Weak subintegral closure of ideals

TL;DR

This paper explores the weak subintegral closure of ideals, providing geometric interpretations, new characterizations, and a valuative criterion, linking algebraic properties with stratification conditions.

Contribution

It introduces new characterizations and a valuative criterion for weak subintegral closure, and defines a novel relative closure operation for modules.

Findings

Characterization of weak subintegral closure of ideals

Introduction of the ideal I_> related to Rees valuations

A new valuative criterion for membership in the closure

Abstract

We describe some basic facts about the weak subintegral closure of ideals in both the algebraic and complex-analytic settings. We focus on the analogy between results on the integral closure of ideals and modules and the weak subintegral closure of an ideal. We start by giving a geometric interpretation of the Reid-Roberts-Singh criterion for when an element is weakly subintegral over a subring. We give new characterizations of the weak subintegral closure of an ideal.

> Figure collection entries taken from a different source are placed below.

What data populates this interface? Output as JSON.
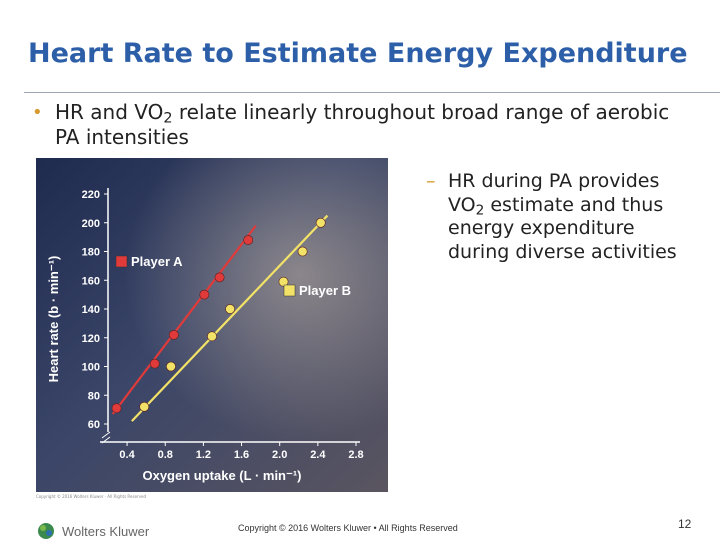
{
  "slide": {
    "title": "Heart Rate to Estimate Energy Expenditure",
    "bullet_pre": "HR and VO",
    "bullet_sub": "2",
    "bullet_post": " relate linearly throughout broad range of aerobic PA intensities",
    "subbullet_pre": "HR during PA provides VO",
    "subbullet_sub": "2",
    "subbullet_post": " estimate and thus energy expenditure during diverse activities",
    "footer": "Copyright © 2016 Wolters Kluwer • All Rights Reserved",
    "page_number": "12",
    "logo_text": "Wolters Kluwer",
    "photo_credit": "Copyright © 2016 Wolters Kluwer · All Rights Reserved"
  },
  "colors": {
    "title": "#2d5fa8",
    "bullet_marker": "#d69a2e",
    "player_a": "#e03a3a",
    "player_b": "#f2e267",
    "plot_background": "#2a3558"
  },
  "chart_data": {
    "type": "line",
    "title": "",
    "xlabel": "Oxygen uptake (L · min⁻¹)",
    "ylabel": "Heart rate (b · min⁻¹)",
    "xlim": [
      0.2,
      2.8
    ],
    "ylim": [
      60,
      220
    ],
    "x_ticks": [
      "0.4",
      "0.8",
      "1.2",
      "1.6",
      "2.0",
      "2.4",
      "2.8"
    ],
    "y_ticks": [
      "60",
      "80",
      "100",
      "120",
      "140",
      "160",
      "180",
      "200",
      "220"
    ],
    "legend_position": "inside",
    "grid": false,
    "series": [
      {
        "name": "Player A",
        "marker": "square",
        "points": [
          {
            "x": 0.29,
            "y": 71
          },
          {
            "x": 0.69,
            "y": 102
          },
          {
            "x": 0.89,
            "y": 122
          },
          {
            "x": 1.21,
            "y": 150
          },
          {
            "x": 1.37,
            "y": 162
          },
          {
            "x": 1.67,
            "y": 188
          }
        ],
        "fit": [
          {
            "x": 0.25,
            "y": 67
          },
          {
            "x": 1.75,
            "y": 198
          }
        ]
      },
      {
        "name": "Player B",
        "marker": "square",
        "points": [
          {
            "x": 0.58,
            "y": 72
          },
          {
            "x": 0.86,
            "y": 100
          },
          {
            "x": 1.29,
            "y": 121
          },
          {
            "x": 1.48,
            "y": 140
          },
          {
            "x": 2.04,
            "y": 159
          },
          {
            "x": 2.24,
            "y": 180
          },
          {
            "x": 2.43,
            "y": 200
          }
        ],
        "fit": [
          {
            "x": 0.45,
            "y": 62
          },
          {
            "x": 2.5,
            "y": 205
          }
        ]
      }
    ]
  }
}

We associate with an ideal $I$ of a ring $A$ an ideal $I_>$, which consists of all elements of $A$ such that $v(a)>v(I)$, for all Rees valuations $v$ of $I$. The ideal $I_>$ plays an important role in conditions from stratification theory such as Whitney's condition A and Thom's condition $A_f$ and is contained in every reduction of $I$. We close with a valuative criterion for when an element is in the weak subintegral closure of an ideal. For this, we introduce a new closure operation for a pair of modules, which we call relative closure.